Summary AI applications, including Gemini and ChatGPT, had over half of summaries of news stories rated by journalists as having "significant issues."

AI inaccuracies include false statements about health recommendations, current officeholders, and global events.

An upcoming Google TV feature meant to summarize news with AI will involve human oversight.

From misconstruing jokes and memes as facts to outright hallucinating output that's not grounded in any existing information, artificial intelligence applications are infamously poor arbiters of reality. Today, the BBC published the results of a research project that quantifies the issue. In a review of a handful of AI chatbots including Gemini and ChatGPT, BBC found that the applications' summaries of news stories had "significant issues of some form" more often than not, frequently including outright factual innacuracies.

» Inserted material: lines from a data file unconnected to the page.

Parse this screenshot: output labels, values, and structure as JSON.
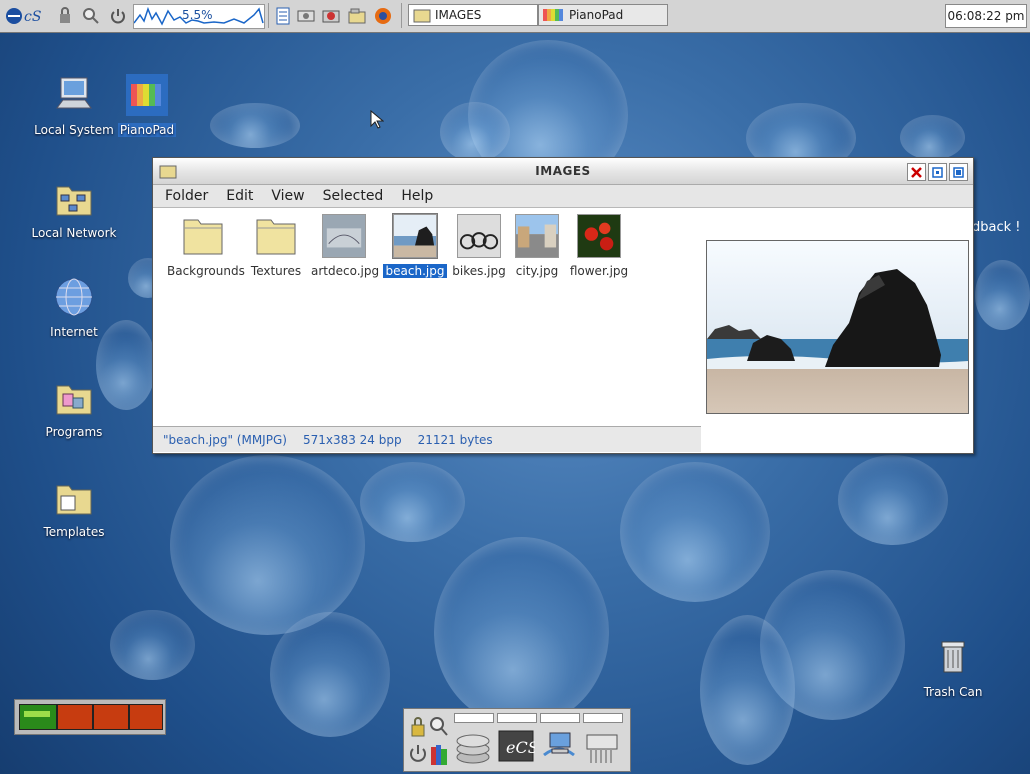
{
  "taskbar": {
    "cpu_percent": "5.5%",
    "tasks": [
      {
        "label": "IMAGES"
      },
      {
        "label": "PianoPad"
      }
    ],
    "clock": "06:08:22 pm"
  },
  "desktop": {
    "icons": [
      {
        "label": "Local System"
      },
      {
        "label": "PianoPad"
      },
      {
        "label": "Local Network"
      },
      {
        "label": "Internet"
      },
      {
        "label": "Programs"
      },
      {
        "label": "Templates"
      },
      {
        "label": "Trash Can"
      }
    ],
    "partial_text": "dback !"
  },
  "window": {
    "title": "IMAGES",
    "menu": [
      "Folder",
      "Edit",
      "View",
      "Selected",
      "Help"
    ],
    "files": [
      {
        "name": "Backgrounds"
      },
      {
        "name": "Textures"
      },
      {
        "name": "artdeco.jpg"
      },
      {
        "name": "beach.jpg"
      },
      {
        "name": "bikes.jpg"
      },
      {
        "name": "city.jpg"
      },
      {
        "name": "flower.jpg"
      }
    ],
    "selected_file": "beach.jpg",
    "status": {
      "file": "\"beach.jpg\" (MMJPG)",
      "dims": "571x383 24 bpp",
      "size": "21121 bytes"
    }
  },
  "colors": {
    "selection": "#1a66c8",
    "status_text": "#2a5fb0",
    "desktop_blue": "#2f63a0"
  }
}
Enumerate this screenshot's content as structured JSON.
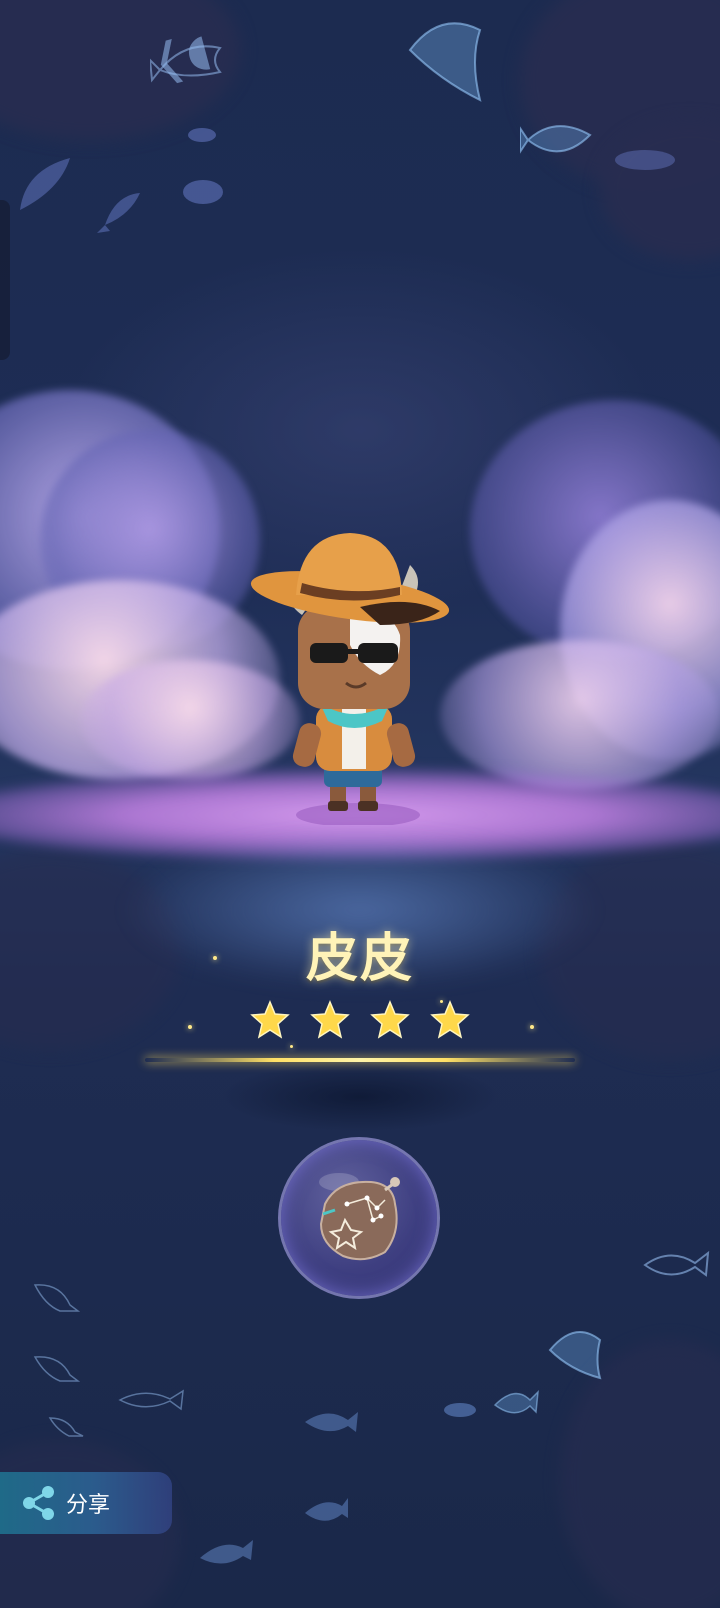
{
  "pet": {
    "name": "皮皮",
    "rating": 4,
    "rating_max": 4
  },
  "share": {
    "label": "分享",
    "icon": "share-icon"
  },
  "colors": {
    "background": "#1c2b50",
    "floor_glow": "#dea0f5",
    "name_text": "#fff3b8",
    "star": "#ffd84a",
    "share_button": "#1f6a88"
  }
}
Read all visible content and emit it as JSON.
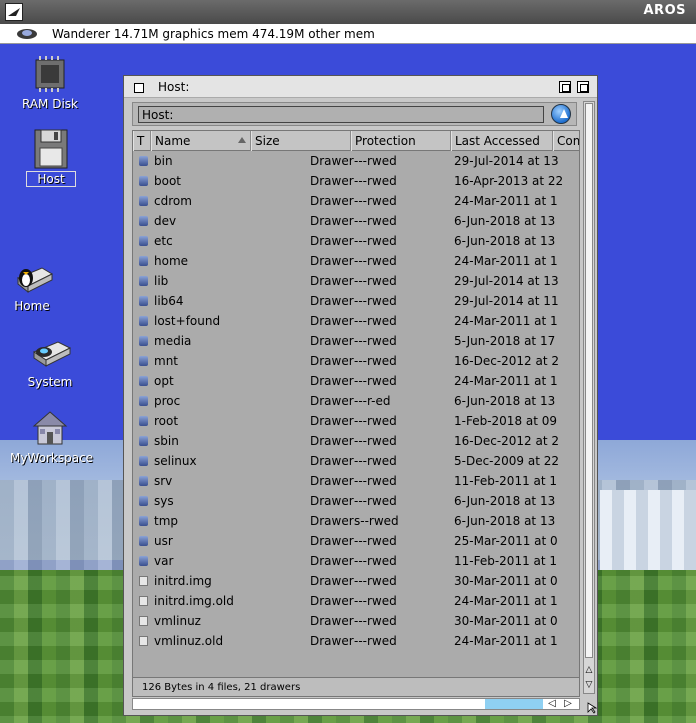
{
  "topbar": {
    "title": "AROS"
  },
  "menubar": {
    "status": "Wanderer 14.71M graphics mem 474.19M other mem"
  },
  "desktop": {
    "icons": [
      {
        "label": "RAM Disk"
      },
      {
        "label": "Host"
      },
      {
        "label": "Home"
      },
      {
        "label": "System"
      },
      {
        "label": "MyWorkspace"
      }
    ]
  },
  "window": {
    "title": "Host:",
    "path": "Host:",
    "columns": [
      "T",
      "Name",
      "Size",
      "Protection",
      "Last Accessed",
      "Com"
    ],
    "rows": [
      {
        "type": "drawer",
        "name": "bin",
        "size": "Drawer",
        "prot": "---rwed",
        "date": "29-Jul-2014 at 13"
      },
      {
        "type": "drawer",
        "name": "boot",
        "size": "Drawer",
        "prot": "---rwed",
        "date": "16-Apr-2013 at 22"
      },
      {
        "type": "drawer",
        "name": "cdrom",
        "size": "Drawer",
        "prot": "---rwed",
        "date": "24-Mar-2011 at 1"
      },
      {
        "type": "drawer",
        "name": "dev",
        "size": "Drawer",
        "prot": "---rwed",
        "date": "6-Jun-2018 at 13"
      },
      {
        "type": "drawer",
        "name": "etc",
        "size": "Drawer",
        "prot": "---rwed",
        "date": "6-Jun-2018 at 13"
      },
      {
        "type": "drawer",
        "name": "home",
        "size": "Drawer",
        "prot": "---rwed",
        "date": "24-Mar-2011 at 1"
      },
      {
        "type": "drawer",
        "name": "lib",
        "size": "Drawer",
        "prot": "---rwed",
        "date": "29-Jul-2014 at 13"
      },
      {
        "type": "drawer",
        "name": "lib64",
        "size": "Drawer",
        "prot": "---rwed",
        "date": "29-Jul-2014 at 11"
      },
      {
        "type": "drawer",
        "name": "lost+found",
        "size": "Drawer",
        "prot": "---rwed",
        "date": "24-Mar-2011 at 1"
      },
      {
        "type": "drawer",
        "name": "media",
        "size": "Drawer",
        "prot": "---rwed",
        "date": "5-Jun-2018 at 17"
      },
      {
        "type": "drawer",
        "name": "mnt",
        "size": "Drawer",
        "prot": "---rwed",
        "date": "16-Dec-2012 at 2"
      },
      {
        "type": "drawer",
        "name": "opt",
        "size": "Drawer",
        "prot": "---rwed",
        "date": "24-Mar-2011 at 1"
      },
      {
        "type": "drawer",
        "name": "proc",
        "size": "Drawer",
        "prot": "---r-ed",
        "date": "6-Jun-2018 at 13"
      },
      {
        "type": "drawer",
        "name": "root",
        "size": "Drawer",
        "prot": "---rwed",
        "date": "1-Feb-2018 at 09"
      },
      {
        "type": "drawer",
        "name": "sbin",
        "size": "Drawer",
        "prot": "---rwed",
        "date": "16-Dec-2012 at 2"
      },
      {
        "type": "drawer",
        "name": "selinux",
        "size": "Drawer",
        "prot": "---rwed",
        "date": "5-Dec-2009 at 22"
      },
      {
        "type": "drawer",
        "name": "srv",
        "size": "Drawer",
        "prot": "---rwed",
        "date": "11-Feb-2011 at 1"
      },
      {
        "type": "drawer",
        "name": "sys",
        "size": "Drawer",
        "prot": "---rwed",
        "date": "6-Jun-2018 at 13"
      },
      {
        "type": "drawer",
        "name": "tmp",
        "size": "Drawer",
        "prot": "s--rwed",
        "date": "6-Jun-2018 at 13"
      },
      {
        "type": "drawer",
        "name": "usr",
        "size": "Drawer",
        "prot": "---rwed",
        "date": "25-Mar-2011 at 0"
      },
      {
        "type": "drawer",
        "name": "var",
        "size": "Drawer",
        "prot": "---rwed",
        "date": "11-Feb-2011 at 1"
      },
      {
        "type": "file",
        "name": "initrd.img",
        "size": "Drawer",
        "prot": "---rwed",
        "date": "30-Mar-2011 at 0"
      },
      {
        "type": "file",
        "name": "initrd.img.old",
        "size": "Drawer",
        "prot": "---rwed",
        "date": "24-Mar-2011 at 1"
      },
      {
        "type": "file",
        "name": "vmlinuz",
        "size": "Drawer",
        "prot": "---rwed",
        "date": "30-Mar-2011 at 0"
      },
      {
        "type": "file",
        "name": "vmlinuz.old",
        "size": "Drawer",
        "prot": "---rwed",
        "date": "24-Mar-2011 at 1"
      }
    ],
    "status": "126 Bytes in 4 files, 21 drawers"
  },
  "colors": {
    "desktop": "#3b4bd9",
    "accent": "#8fd0f2"
  }
}
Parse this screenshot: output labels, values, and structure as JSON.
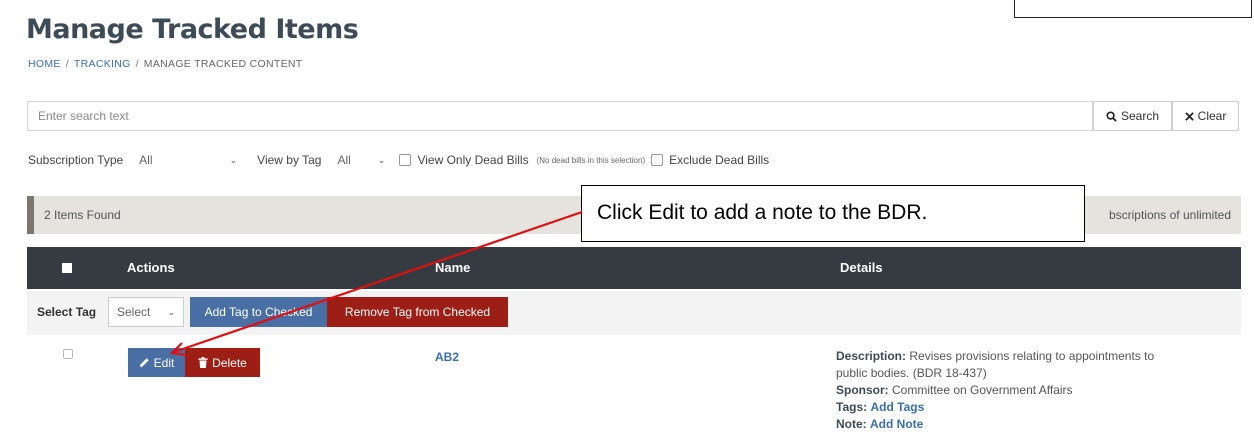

In the study, the BBC allowed ChatGPT, Microsoft Copilot, Gemini, and Perplexity AI access to its news content. It asked for summaries of 100 specific stories, then had "journalists who were relevant experts in the subject of the article" rate those summaries. According to the BBC, 51 percent of the AI summaries were flagged as having "significant issues of some form." Nearly one in five summaries included falsehoods like "incorrect factual statements, numbers and dates."

Specifically, BBC cites some of the following flubs:

Gemini incorrectly said the NHS did not recommend vaping as an aid to quit smoking

ChatGPT and Copilot said Rishi Sunak and Nicola Sturgeon were still in office even after they had left

Perplexity misquoted BBC News in a story about the Middle East, saying Iran initially showed "restraint" and described Israel's actions as "aggressive"

BBC says that Copilot and Gemini "had more significant issues" than ChatGPT or Perplexity. The outlet notes that it typically blocks AI chatbots from scraping its content, but that it allowed access during these tests, which took place in December.

Not a surprising result

If you've been following AI developments, the results of these tests may not come as a shock. After years of seemingly manic development by some of the most highly funded organizations on the planet, AI is still notoriously unreliable for many purposes. AI-powered chatbot apps like Gemini and ChatGPT all carry a disclaimer to check results for accuracy.

In January, Apple pulled an iOS Apple Intelligence feature meant to summarize news stories after users found similar results to the BBC's more controlled study: summaries came through jumbled and, in some of the worst cases, included fabricated details. An upcoming Google TV feature is set to present AI-summarized news stories, but, according to Google, there'll also be human involvement.